Malgré les années écoulées, je reste convaincu que l’article ci-dessous conserve toute sa pertinence. Au-delà d’une critique de l’uniforme carcéral obligatoire en tant que politique spécifique, il examine les objectifs politiques et symboliques que de telles mesures visent à servir, tout en retraçant leurs précédents historiques en Turquie. C’est pour cette raison que je le présente à nouveau aux lecteurs, accompagné de cette brève note historique.
Note : La version originale turque de cet article a été publiée pour la première fois sur Bianet le 26 août 2017.
¹ Bianet, « La Cour constitutionnelle annule la réglementation introduisant l’uniforme obligatoire dans les prisons », 17 avril 2024. Voir aussi : Journal officiel de la République de Turquie, 17 avril 2024.
Le débat sur l’uniforme carcéral obligatoire a refait surface après qu’un des accusés s’est présenté à une audience du procès lié à la tentative de coup d’État du 15 juillet en portant un t-shirt arborant le mot « hero » (héros). Les responsables gouvernementaux et les médias pro-gouvernementaux ont considéré le message transmis par ce t-shirt comme hostile, l’ont qualifié de propagande terroriste et ont réinscrit l’uniforme carcéral obligatoire à l’ordre du jour politique afin d’éliminer complètement cette forme d’expression.
Dans un discours prononcé le 16 juillet 2017, le président Recep Tayyip Erdoğan a déclaré :
« De même que la nation turque est compatissante envers ceux qui demandent merci, elle est tout aussi sévère envers ceux qui persistent dans leur trahison. Tandis que ces traîtres pourrissent derrière les barreaux, ils auront tout le temps de réfléchir à ces choses. Pour l’instant, ce sont encore leurs beaux jours. J’en ai récemment discuté avec notre Premier ministre. Désormais, tout comme à Guantánamo, ils devront eux aussi comparaître devant les tribunaux en uniforme obligatoire. »

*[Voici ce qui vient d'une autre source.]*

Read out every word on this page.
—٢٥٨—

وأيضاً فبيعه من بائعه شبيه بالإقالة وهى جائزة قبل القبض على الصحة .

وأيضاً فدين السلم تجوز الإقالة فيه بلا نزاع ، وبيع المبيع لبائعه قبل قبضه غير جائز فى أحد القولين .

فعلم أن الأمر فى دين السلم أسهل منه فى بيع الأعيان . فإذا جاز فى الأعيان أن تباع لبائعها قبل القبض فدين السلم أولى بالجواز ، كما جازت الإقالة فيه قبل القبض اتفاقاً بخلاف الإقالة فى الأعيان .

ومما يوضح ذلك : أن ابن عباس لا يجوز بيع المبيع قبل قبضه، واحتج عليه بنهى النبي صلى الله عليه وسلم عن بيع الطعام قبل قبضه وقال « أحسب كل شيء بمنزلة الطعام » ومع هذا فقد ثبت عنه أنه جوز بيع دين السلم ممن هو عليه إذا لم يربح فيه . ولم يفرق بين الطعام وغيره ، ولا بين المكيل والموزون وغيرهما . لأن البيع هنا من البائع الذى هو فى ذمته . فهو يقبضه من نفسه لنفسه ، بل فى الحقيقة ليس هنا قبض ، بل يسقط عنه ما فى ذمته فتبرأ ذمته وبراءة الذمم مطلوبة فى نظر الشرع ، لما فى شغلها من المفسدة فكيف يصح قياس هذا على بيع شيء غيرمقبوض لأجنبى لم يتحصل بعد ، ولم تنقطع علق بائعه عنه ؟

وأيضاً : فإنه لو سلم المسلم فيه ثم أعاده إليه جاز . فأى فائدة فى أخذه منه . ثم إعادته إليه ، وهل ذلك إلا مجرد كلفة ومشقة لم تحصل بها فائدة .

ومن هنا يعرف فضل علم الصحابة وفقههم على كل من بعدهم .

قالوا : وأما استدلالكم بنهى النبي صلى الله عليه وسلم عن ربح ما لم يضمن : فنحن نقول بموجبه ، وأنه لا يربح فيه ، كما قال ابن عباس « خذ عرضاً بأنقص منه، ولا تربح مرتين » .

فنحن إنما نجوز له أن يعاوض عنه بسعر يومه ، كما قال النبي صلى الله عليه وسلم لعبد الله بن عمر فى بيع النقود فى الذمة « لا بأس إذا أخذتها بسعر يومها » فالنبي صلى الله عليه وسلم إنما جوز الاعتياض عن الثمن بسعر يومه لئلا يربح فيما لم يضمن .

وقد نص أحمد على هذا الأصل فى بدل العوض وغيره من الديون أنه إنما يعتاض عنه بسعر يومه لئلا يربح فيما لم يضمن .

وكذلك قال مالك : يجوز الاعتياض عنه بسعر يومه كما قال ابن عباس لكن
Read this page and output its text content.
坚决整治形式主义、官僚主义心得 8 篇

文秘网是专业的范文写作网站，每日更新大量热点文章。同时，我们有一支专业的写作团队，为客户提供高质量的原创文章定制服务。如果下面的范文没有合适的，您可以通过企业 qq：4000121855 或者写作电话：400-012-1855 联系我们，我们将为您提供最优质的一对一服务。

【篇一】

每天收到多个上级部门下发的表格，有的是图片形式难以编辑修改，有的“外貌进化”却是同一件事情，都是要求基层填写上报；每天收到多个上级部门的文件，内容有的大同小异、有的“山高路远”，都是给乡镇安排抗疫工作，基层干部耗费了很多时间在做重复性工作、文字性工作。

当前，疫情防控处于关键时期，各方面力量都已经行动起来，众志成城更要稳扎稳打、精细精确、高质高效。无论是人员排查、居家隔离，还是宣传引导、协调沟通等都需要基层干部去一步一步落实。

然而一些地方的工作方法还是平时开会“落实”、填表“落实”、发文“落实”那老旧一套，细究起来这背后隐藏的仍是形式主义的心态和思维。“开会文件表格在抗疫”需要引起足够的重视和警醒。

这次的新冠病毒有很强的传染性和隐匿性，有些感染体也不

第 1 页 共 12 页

Le lendemain, le porte-parole du gouvernement, Numan Kurtulmuş, a fait les déclarations suivantes lors d’une conférence de presse à l’issue de la réunion du Conseil des ministres :
« Les membres d’organisations terroristes, en particulier du FETÖ, seront tenus de comparaître devant les tribunaux en uniforme obligatoire. Nous partagerons les détails avec vous lorsque ce travail aura davantage progressé.
Le travail n’étant pas encore achevé, je ne peux pas fournir de détails. Cependant, notre ministère de la Justice a inscrit cette question à son ordre du jour et finalisera les travaux nécessaires très rapidement.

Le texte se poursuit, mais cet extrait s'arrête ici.